Brandon Bell | Getty Images
Growth of the low-income class
The existing home market has the smallest supply of homes in the $100,000 to $500,000 price range, according to the National Association of Realtors. That’s where most of today’s buyers are. Rising mortgage rates have buyers seeking cheaper homes.
But what’s interesting is that while supply is increasing at all price points, it’s increasing the most at the same low price points — meaning there isn’t enough supply. Homes are going into contracts as fast as they’re coming on the market.
For example, there is just a 2.7 month supply of homes between $100,000 and $250,000, but supply is up 19% year over year. Meanwhile, there is a 4.2 month supply of homes over $1 million, but supply is up just 5% year over year.
That explains why home prices have remained stubbornly high even as supply is improving: Prices in May, the most recent data available, were 4.9% higher than they will be in May 2023, according to CoreLogic. Price gains are starting to taper off slightly, but not in all regions.

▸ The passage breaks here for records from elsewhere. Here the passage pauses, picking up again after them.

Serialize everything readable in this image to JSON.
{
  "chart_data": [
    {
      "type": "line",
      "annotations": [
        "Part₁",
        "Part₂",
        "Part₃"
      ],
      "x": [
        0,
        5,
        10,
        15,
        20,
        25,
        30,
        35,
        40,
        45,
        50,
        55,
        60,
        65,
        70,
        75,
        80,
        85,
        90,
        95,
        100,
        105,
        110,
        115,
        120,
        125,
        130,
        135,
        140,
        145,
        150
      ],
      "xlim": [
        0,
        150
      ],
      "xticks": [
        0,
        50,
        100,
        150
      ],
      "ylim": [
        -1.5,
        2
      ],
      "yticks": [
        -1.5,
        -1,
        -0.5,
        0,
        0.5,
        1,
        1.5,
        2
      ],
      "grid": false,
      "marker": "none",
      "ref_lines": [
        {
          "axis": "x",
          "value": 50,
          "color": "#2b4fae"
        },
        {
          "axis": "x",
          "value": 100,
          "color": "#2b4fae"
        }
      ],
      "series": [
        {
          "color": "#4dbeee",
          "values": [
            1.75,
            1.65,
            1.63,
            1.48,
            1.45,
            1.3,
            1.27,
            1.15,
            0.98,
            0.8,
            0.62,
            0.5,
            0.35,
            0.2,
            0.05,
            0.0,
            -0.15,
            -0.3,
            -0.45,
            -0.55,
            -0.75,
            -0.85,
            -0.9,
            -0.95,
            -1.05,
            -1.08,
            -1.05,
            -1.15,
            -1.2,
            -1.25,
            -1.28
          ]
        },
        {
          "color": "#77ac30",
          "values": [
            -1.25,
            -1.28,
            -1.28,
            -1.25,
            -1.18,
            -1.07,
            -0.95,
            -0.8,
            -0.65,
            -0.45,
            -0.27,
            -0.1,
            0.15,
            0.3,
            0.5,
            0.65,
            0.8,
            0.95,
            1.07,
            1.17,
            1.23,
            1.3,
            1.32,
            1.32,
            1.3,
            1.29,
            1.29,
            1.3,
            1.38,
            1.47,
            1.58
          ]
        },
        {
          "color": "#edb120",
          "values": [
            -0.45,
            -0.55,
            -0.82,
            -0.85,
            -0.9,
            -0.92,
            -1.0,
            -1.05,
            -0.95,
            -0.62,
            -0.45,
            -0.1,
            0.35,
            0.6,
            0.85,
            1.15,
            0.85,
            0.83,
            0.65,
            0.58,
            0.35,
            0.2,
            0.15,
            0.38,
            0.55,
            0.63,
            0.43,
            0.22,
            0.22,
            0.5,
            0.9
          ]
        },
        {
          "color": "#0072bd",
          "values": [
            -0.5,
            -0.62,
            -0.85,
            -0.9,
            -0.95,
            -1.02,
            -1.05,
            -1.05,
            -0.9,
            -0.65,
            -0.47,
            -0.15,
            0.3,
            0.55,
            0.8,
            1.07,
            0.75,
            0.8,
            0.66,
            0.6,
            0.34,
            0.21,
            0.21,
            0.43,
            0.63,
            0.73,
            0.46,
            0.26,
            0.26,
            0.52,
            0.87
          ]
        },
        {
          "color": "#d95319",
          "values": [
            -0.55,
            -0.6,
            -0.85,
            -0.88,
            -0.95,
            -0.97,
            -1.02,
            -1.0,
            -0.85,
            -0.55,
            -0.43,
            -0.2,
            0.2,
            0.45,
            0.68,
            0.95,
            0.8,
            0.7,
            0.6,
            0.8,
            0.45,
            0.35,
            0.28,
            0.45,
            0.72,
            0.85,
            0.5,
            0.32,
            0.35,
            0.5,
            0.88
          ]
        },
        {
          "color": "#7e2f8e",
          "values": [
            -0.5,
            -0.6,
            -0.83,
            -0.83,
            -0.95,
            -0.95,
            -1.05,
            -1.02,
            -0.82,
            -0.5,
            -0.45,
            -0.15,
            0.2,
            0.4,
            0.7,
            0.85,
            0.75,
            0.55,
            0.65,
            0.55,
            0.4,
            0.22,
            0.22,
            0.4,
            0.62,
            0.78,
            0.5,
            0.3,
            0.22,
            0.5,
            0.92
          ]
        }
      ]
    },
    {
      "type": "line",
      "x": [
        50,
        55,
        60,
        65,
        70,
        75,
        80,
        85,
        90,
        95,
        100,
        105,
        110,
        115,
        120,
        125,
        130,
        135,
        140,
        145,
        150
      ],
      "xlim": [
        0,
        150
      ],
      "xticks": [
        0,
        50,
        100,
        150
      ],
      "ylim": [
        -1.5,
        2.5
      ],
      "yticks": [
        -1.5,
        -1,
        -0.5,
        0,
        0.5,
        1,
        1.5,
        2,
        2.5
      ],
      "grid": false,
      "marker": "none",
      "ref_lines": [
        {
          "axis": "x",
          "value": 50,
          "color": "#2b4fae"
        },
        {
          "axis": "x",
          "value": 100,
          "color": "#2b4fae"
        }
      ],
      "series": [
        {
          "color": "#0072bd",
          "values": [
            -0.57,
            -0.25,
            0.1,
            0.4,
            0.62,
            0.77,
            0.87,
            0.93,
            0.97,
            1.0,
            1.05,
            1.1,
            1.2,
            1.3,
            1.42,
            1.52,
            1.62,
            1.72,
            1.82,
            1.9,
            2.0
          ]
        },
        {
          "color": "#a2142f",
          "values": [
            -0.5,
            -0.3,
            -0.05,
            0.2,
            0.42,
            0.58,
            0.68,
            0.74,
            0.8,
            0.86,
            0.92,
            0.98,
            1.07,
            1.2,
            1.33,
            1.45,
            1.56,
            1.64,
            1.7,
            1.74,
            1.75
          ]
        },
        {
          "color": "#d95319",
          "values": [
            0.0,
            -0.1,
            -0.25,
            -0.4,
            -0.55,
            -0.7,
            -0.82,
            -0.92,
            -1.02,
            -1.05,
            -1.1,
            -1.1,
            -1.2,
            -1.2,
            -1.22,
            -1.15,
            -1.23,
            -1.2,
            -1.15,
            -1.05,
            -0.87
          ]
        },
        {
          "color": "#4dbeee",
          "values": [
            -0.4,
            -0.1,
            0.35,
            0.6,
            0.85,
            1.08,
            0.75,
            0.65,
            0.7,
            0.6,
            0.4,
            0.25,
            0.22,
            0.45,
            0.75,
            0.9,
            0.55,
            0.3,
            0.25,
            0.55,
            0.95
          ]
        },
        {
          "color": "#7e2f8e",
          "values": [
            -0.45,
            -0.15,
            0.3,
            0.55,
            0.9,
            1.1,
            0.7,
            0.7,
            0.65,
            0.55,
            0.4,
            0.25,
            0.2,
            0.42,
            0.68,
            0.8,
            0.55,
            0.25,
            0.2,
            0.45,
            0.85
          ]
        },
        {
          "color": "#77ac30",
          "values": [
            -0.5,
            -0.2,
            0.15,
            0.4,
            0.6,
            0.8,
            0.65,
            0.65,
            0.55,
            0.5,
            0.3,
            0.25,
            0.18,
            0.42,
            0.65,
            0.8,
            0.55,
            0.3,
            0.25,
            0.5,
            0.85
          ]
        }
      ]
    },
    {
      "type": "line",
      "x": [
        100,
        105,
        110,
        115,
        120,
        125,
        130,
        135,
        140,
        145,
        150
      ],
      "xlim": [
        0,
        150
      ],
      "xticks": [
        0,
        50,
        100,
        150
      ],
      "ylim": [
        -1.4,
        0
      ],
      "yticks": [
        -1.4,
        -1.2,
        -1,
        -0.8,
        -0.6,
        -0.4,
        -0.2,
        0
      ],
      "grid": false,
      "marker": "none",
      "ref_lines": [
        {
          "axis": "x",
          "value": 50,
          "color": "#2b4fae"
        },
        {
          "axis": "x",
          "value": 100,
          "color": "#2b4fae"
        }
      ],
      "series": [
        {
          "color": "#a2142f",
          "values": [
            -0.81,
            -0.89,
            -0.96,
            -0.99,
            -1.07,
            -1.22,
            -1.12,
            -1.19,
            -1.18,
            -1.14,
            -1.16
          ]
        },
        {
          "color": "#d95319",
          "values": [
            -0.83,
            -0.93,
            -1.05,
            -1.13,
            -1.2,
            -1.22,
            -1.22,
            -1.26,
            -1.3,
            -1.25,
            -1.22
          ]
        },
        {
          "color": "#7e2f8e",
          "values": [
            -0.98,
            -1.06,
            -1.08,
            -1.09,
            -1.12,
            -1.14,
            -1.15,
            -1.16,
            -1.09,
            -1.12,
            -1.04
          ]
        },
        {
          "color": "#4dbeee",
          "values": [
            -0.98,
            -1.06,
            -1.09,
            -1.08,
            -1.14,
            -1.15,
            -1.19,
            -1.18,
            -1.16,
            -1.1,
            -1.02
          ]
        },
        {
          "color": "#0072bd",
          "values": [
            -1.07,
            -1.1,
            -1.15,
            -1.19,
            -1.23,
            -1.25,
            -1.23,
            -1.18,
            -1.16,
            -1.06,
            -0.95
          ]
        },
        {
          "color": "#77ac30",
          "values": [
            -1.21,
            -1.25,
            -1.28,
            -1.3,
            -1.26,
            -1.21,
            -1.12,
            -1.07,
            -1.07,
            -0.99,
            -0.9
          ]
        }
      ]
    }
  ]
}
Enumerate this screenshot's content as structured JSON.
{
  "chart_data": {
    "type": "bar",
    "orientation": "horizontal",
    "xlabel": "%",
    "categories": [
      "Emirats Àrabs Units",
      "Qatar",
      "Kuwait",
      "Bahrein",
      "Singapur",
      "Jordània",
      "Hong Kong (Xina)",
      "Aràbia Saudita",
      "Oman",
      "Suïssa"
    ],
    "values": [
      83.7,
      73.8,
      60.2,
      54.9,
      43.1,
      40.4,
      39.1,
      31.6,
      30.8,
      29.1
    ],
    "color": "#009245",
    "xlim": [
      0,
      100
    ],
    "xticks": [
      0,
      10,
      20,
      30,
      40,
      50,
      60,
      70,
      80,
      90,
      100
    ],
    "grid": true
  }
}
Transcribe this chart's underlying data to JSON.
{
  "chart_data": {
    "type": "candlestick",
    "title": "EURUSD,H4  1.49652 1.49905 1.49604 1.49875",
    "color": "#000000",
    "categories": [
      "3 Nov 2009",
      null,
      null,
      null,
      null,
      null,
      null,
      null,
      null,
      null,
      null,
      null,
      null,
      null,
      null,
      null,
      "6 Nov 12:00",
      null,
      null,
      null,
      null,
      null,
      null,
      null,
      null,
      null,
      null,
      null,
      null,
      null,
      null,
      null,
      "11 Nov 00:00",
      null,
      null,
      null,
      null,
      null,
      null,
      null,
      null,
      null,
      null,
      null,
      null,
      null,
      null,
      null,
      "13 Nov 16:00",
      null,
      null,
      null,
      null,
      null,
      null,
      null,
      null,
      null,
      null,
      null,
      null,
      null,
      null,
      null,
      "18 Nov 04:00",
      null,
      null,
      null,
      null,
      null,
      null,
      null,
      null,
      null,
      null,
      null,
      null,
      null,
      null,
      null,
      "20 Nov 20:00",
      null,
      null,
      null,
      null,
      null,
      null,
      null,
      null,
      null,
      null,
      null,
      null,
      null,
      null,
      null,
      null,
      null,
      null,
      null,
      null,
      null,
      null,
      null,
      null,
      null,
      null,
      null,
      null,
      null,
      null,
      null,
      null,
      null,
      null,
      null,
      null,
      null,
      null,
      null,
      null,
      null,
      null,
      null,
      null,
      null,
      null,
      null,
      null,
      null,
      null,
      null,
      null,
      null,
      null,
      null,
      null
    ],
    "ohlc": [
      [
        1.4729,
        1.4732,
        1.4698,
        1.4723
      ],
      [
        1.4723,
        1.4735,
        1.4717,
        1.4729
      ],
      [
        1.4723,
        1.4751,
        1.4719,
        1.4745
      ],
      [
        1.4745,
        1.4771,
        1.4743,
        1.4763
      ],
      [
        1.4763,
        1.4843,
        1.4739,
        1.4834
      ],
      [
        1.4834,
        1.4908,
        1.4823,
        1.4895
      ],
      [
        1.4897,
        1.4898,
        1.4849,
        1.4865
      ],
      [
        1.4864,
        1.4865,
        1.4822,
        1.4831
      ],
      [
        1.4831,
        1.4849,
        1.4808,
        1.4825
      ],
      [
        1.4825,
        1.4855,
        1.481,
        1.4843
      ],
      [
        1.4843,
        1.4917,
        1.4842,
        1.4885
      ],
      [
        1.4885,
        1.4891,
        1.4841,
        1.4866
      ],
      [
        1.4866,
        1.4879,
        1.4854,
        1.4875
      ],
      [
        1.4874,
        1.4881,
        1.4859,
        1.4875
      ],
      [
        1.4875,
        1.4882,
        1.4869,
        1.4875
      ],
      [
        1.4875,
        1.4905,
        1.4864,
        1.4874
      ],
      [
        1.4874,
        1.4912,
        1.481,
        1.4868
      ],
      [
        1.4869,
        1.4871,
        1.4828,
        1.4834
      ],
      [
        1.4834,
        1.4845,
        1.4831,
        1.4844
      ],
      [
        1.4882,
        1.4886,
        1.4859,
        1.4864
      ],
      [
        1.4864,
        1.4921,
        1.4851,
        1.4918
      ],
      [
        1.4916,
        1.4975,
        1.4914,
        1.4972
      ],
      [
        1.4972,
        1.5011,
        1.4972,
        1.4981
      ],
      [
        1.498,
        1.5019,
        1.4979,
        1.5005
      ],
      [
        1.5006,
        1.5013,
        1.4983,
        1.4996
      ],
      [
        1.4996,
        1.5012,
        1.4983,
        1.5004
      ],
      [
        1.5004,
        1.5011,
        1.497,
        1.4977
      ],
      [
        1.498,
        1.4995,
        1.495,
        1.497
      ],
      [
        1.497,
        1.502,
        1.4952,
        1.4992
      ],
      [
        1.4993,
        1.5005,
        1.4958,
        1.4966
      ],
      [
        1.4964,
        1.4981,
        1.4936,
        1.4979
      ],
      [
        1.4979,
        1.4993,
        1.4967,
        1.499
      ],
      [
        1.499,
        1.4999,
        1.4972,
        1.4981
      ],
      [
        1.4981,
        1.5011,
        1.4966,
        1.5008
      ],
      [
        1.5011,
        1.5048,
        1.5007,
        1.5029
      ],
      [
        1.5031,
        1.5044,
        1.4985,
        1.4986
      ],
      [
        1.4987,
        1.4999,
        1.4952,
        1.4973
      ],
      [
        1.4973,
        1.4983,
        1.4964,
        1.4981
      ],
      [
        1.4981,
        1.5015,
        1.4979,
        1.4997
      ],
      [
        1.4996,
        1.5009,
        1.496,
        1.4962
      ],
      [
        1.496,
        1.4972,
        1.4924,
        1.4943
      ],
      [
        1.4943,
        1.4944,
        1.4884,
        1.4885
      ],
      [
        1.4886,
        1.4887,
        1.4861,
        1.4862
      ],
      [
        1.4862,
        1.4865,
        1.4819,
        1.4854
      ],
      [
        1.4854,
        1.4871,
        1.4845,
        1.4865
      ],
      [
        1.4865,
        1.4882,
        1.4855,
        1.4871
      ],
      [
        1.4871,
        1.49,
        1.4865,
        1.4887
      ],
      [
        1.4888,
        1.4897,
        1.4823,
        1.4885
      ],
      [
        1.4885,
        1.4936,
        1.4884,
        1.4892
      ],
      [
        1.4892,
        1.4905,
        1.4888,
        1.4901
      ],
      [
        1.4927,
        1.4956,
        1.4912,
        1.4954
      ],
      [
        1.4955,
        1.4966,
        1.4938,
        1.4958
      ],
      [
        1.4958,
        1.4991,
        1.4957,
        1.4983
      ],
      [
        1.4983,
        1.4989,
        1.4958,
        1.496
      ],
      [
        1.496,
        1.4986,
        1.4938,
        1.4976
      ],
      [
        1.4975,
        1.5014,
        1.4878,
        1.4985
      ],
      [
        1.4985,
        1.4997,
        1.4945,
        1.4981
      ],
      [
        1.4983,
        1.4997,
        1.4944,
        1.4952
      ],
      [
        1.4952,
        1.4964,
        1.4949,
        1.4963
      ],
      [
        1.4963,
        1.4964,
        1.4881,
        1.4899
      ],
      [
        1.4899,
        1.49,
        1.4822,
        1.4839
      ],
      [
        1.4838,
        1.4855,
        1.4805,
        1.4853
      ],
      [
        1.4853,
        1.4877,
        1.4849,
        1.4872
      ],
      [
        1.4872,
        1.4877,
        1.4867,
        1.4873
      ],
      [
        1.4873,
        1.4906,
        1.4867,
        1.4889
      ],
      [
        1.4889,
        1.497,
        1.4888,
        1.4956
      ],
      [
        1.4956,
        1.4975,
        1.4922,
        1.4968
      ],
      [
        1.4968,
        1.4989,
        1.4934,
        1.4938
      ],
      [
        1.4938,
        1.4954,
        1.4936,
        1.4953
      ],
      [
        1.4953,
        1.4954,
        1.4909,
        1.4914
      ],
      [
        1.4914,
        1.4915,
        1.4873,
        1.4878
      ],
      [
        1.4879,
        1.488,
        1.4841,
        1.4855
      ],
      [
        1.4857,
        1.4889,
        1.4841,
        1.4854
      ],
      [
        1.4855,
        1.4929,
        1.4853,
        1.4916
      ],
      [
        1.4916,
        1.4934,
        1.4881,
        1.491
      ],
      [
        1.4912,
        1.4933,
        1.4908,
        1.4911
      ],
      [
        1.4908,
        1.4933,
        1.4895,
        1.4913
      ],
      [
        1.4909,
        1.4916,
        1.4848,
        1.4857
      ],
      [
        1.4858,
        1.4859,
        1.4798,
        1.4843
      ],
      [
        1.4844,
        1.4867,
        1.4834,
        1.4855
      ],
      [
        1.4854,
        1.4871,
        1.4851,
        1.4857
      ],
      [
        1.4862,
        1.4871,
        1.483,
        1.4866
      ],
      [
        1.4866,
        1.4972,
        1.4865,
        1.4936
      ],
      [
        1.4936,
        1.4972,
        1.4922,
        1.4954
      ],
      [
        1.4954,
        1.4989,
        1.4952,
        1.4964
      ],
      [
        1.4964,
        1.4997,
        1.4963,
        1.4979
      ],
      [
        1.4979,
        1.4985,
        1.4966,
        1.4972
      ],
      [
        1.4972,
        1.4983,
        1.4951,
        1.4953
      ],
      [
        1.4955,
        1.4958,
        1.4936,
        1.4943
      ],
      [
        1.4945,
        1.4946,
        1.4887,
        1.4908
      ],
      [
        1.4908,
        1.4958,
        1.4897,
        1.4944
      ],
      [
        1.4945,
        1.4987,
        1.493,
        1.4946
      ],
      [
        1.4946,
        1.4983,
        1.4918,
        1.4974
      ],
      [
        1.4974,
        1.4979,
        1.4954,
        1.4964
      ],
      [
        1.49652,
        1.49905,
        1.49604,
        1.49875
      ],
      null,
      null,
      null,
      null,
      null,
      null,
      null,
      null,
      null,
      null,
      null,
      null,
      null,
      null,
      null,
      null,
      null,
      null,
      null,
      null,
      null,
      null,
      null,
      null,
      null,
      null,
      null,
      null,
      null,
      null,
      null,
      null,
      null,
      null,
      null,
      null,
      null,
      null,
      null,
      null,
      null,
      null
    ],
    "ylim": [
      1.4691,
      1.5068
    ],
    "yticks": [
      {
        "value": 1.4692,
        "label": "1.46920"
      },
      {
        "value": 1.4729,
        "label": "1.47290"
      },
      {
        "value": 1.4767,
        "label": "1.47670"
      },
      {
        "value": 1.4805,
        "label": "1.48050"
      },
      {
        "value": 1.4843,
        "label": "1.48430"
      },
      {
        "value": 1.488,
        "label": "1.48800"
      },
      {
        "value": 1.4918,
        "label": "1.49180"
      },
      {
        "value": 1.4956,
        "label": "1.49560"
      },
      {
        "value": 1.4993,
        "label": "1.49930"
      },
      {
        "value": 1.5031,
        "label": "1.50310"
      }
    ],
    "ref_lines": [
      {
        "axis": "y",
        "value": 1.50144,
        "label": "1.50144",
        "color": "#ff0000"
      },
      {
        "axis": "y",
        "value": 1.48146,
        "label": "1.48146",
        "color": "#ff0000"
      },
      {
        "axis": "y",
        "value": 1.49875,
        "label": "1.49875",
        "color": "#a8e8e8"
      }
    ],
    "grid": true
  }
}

“Markets where inventory remains well below pre-pandemic levels, such as the Northeast, have seen home price gains continue this spring,” said Thelma Hepp, chief economist at CoreLogic.
“Additionally, more affordable markets, such as the Midwest, have seen healthy price increases this spring.”
Hepp noted that in Florida and Texas, states that have seen larger increases in the supply of homes for sale, home prices are lower now than they were a year ago.
Analysts expect home prices to stabilize and mortgage rates to fall later this year, but it remains to be seen whether rates will actually fall and whether the imbalance in supply and demand will lead to lower home prices. Lower mortgage rates would certainly lead to a surge in demand, putting further pressure on supply and keeping home prices high.
“Certainly, inventory is rising and will continue to rise, especially as the lock-in effect of mortgage rates diminishes over the coming quarters. But current inventory levels continue to support new home construction and price appreciation across the country,” Dietz added.